Una pittura, quindi, che attinge alle logiche – non logiche dell'inconscio, per poi trasferirle e manifestarle nella dimensione cognitiva. Ed è nel continuo spaziare tra la dialettica dell'inconscio e quella della intelligenza cosciente che le opere di Massimo Caruso diventano trascrizioni creative del suo vissuto emozionale.
Oltre alle tonalità cariche del colore e alla semplificazione delle forme, Caruso sembra condividere con i “fauves” l’impetuosa aspirazione alla libertà e all’autonomia della creazione artistica nei riguardi della convenzione visiva. Anche secondo l’assunto di Marcel Duchamp la pittura, invece di essere puramente visiva, dovrebbe aver a che fare con l’intelligenza della mente. E quello di Massimo Caruso è il tentativo, a nostro modo di vedere riuscito, di riportare la pittura al servizio della mente e della poesia.

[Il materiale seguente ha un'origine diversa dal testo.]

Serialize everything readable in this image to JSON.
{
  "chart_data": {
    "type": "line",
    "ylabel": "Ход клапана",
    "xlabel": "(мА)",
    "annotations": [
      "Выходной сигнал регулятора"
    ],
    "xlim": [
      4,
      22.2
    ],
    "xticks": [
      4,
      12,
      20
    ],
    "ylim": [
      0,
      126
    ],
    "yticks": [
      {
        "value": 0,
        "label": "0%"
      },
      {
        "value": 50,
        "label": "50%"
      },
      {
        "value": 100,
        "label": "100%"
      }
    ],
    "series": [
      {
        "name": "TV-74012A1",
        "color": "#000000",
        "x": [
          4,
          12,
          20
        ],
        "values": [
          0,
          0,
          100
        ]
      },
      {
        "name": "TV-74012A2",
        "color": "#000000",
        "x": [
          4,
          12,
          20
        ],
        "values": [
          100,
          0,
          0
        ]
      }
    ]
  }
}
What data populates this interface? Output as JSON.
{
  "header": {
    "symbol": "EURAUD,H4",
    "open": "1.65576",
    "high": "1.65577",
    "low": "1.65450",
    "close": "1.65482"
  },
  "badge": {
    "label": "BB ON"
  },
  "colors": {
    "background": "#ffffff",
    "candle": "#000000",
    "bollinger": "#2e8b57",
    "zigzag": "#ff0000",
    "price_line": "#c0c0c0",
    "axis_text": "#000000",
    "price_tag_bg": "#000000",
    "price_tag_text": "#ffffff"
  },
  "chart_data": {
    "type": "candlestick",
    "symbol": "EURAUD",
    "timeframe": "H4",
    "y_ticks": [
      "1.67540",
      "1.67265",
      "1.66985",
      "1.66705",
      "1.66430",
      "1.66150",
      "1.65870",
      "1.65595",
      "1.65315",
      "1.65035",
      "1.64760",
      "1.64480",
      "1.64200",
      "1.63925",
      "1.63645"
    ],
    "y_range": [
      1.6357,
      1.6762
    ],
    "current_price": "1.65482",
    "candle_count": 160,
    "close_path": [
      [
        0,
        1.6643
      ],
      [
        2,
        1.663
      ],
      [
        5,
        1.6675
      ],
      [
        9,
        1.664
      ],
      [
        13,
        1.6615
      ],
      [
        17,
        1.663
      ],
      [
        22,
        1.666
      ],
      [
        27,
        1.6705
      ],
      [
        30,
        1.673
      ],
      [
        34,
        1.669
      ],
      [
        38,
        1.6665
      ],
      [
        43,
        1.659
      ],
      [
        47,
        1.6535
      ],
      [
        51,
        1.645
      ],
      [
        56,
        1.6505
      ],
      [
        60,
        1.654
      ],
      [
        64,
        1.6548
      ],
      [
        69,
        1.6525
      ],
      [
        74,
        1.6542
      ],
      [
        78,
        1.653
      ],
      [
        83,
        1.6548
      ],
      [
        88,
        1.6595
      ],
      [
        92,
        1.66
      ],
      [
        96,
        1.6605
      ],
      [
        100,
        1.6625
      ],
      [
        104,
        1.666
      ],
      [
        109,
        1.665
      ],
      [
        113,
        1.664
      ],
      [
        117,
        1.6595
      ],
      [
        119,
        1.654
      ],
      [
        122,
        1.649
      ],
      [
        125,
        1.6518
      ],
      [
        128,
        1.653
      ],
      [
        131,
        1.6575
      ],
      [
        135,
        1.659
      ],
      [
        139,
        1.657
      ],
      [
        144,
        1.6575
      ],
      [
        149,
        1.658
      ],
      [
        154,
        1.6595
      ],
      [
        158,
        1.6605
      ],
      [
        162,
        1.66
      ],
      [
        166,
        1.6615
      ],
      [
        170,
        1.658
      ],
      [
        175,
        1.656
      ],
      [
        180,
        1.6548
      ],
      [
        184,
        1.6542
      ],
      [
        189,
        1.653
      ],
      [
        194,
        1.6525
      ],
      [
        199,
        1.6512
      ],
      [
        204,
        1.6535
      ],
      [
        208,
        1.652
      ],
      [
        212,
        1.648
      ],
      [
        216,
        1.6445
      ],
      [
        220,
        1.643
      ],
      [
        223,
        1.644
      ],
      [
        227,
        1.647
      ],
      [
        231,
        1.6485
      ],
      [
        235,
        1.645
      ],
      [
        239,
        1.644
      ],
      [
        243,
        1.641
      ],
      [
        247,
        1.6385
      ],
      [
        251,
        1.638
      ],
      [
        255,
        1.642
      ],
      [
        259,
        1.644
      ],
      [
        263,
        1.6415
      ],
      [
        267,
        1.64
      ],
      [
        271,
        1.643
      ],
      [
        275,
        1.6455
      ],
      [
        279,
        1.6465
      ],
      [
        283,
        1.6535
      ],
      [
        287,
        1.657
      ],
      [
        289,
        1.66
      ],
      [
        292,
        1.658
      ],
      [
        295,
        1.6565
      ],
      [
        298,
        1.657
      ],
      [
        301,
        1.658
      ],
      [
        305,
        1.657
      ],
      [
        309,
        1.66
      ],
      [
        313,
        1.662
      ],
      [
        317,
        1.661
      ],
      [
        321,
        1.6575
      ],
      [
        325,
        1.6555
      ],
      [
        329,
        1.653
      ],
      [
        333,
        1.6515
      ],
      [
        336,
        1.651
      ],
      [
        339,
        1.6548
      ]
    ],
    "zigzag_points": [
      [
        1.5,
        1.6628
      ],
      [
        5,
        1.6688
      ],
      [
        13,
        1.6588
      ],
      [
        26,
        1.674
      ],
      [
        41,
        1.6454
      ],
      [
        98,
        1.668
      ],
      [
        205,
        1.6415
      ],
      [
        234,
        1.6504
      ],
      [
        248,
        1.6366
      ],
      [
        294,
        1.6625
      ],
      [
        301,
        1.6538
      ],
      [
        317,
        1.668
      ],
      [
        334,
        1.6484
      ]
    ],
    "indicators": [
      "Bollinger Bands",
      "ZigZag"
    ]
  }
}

Nei suoi dipinti ricorre con insistenza la figura femminile, ideale di bellezza ispiratrice che testimonia l’attrazione e l’interesse del suo immaginario verso la donna e l’universo femminile. Le sue icone, colte in atteggiamenti trasognati e misteriosi, rappresentano la controparte femminile che è in ciascuno di noi, il bisogno inconscio della donna e dei suoi valori. Sono opere che celebrano l’incontro tra il Logos e l’Eros, tra gli aspetti solari dell’uomo e quelli lunari della donna. Un connubio mediante il quale la donna torna ad essere musa ispiratrice e insieme ancora di salvezza per l’uomo.
C’è un modo visivo, retinico, di apprezzare i dipinti di Massimo Caruso, valutandoli sul piano estetico e su quello del significato. Ma esiste un modo più diretto di arrivare all’universo dell’artista: visualizzarli in modo simbolico, quasi fossero dei “mandala”, fino a penetrare, attraverso le sfumature dei colori, il panteistico amore per la natura e la raffinata spiritualità dell’autore, essenza di un maturo umanesimo e di una profonda fede nei valori dell’Assoluto. Ogni quadro diventa così una stazione da cui partire per un viaggio verso un più alto livello di consapevolezza.